If confirmed, Deb Haaland will be the first Native American to be secretary of the Interior Department, which came as welcome news to some Indigenous people in Vermont who hope this marks a new direction for the federal agency.
Others remain skeptical that the decision will lead to the fundamental change they say is needed to right colonial wrongs of dispossessing Indigenous people of their land and depleting its resources.
The secretary of the interior oversees use of public lands as well as the Bureau of Indian Affairs, responsible for providing services to the 574 federally recognized tribes across the United States. Vermont’s tribes don’t receive these services because they are recognized by state government, not federal. But Native leadership at the federal level can still affect Vermont, leaders in the Abenaki community say.
Haaland, 60, a Democrat, was elected to Congress in 2019 from New Mexico. She is a member of the Laguna Pueblo, and former chair of the Democratic Party of New Mexico.
“I think it was a very wise choice and also a very empowering choice to have representatives from the Native community,” said Carol McGranaghan, now in her third term as chair of Vermont’s Commission for Native American Affairs.
McGranaghan said representation at the federal level can have ripple effects extending to the work she’s doing now with legislators in Vermont. “Maybe a few more people in the Legislature will be a little more receptive to first of all recognizing that there are Native Americans in Vermont,” she said.
That work includes fighting for protection of sacred sites, which McGranaghan hopes to accomplish through a religious freedom bill that would also allow ceremonial use of tobacco, regardless of age. Efforts that were underway in the last session were delayed by the pandemic.
McGranaghan connects the work she and others are doing at a state level to protect sacred sites with what she hopes Haaland will achieve on public lands across the nation.
“I’m hopeful with this person that the respect for Mother Earth will come back, it will be considered, it will be part of the decision-making,” McGranaghan said.
That could involve strengthening environmental protections and reversing some decisions made in the Trump administration that allow mining and drilling in sensitive areas.
While Vermont is the ancestral homeland of Abenaki people, McGranaghan says she often has to work against “the historical perception that there never were Natives here.” The Haaland appointment brings increased visibility for Native people in the country, and works against that perception.
Rich Holschuh, a spokesperson for the Elnu Abenaki tribe, calls Haaland’s selection a wakeup call for Vermonters. “We really have very little awareness of anything to do with Indigenous people,” said Holschuh, who said he is cautiously celebrating “the momentous occasion of Haaland’s nomination.”
But Holschuh worries that Haaland may give the green light to renewable energy projects that would allow use of public lands for solar arrays, wind turbines and hydroelectric dams.
While green energy is a good thing, Holschuh says, “they’re not addressing the original problem that Indigenous people have been separated from this land.” And he expects that Vermont will be no exception to using public land as a resource and commodity instead of caring for it.
He also worries that the disparity could grow between federally recognized tribes and non-federally recognized tribes, such as those in Vermont.
“Federal tribes are probably going to be in a much better position,” he said, but “other groups that are not recognized are probably going to benefit very little, and that is the situation we’re in here.”
State-recognized Vermont tribes “are going to continue to not really have a seat at the table,” Holschuh said.
Chief Don Stevens of the Nulhegan Band hopes Haaland’s efforts can benefit tribes regardless of status. “I also hope that she extends that help to state tribes because the ‘status’ (federal or state) is a colonized European imposed obstacle we have to live with under the current rules,” he wrote in an email to VTDigger.
But for others, the appointment is a hopeful one, as Indigenous women increasingly taking on leadership roles.
“I think that it will help us in moving forward with some of the projects that we’ve discussed with a renewed vigor so to speak and hopefulness that it can make a difference,” said Beverly Little Thunder, a Lakota woman who is originally from Standing Rock, South Dakota.
Little Thunder moved to Vermont 16 years ago, leaving Standing Rock after her two-spirit identity was not accepted.

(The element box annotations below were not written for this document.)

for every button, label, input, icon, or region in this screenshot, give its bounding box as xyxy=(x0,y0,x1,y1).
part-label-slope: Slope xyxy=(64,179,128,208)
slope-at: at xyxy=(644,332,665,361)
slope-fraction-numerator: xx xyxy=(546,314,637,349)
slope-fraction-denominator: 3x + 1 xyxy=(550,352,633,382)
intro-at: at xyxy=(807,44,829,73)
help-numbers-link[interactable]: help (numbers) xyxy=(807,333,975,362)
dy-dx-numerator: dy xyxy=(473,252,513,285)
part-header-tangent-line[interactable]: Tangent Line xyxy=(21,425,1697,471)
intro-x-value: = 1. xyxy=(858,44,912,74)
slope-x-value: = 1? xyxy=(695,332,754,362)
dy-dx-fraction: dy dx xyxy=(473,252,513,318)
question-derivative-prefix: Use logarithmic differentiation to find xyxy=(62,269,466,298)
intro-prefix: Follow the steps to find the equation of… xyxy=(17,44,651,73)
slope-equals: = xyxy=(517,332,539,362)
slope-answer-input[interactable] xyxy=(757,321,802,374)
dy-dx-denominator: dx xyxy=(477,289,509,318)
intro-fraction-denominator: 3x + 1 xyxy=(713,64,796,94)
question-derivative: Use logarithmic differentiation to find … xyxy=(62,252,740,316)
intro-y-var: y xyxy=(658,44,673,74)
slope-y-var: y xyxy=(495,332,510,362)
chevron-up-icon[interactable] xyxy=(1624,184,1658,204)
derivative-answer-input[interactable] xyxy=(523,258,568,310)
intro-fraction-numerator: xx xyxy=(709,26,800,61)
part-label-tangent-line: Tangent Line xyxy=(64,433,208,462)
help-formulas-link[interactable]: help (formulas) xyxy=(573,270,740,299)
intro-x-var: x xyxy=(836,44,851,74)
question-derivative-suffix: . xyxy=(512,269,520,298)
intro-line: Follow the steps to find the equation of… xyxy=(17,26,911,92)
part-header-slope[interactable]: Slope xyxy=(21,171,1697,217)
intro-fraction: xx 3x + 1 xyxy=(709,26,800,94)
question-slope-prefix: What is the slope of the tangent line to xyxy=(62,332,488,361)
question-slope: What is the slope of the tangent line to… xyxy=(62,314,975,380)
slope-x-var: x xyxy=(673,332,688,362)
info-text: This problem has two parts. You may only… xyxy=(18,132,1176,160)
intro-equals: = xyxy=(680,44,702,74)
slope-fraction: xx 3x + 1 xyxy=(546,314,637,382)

For Little Thunder, two-spirit means being a lesbian; in many tribes, two-spirit is used to describe people who don’t conform to conventional gender roles.
While two-spirit people were often traditionally revered in native communities, it became increasingly stigmatized as tribes were forced to assimilate to western cultural norms — including gender roles.
Little Thunder is now on the Commission for Native American Affairs. Over the years, she’s seen more Indigenous women get involved in statewide efforts. Little Thunder said she was ecstatic to learn of Haaland’s appointment.
“It is time for women to step up in tribal matters. It’s time for the women to start taking leadership roles,” said Little Thunder. “That we have someone now that’s in charge of the interior who is an Indigenous woman, there’s bound to be change, and positive change.”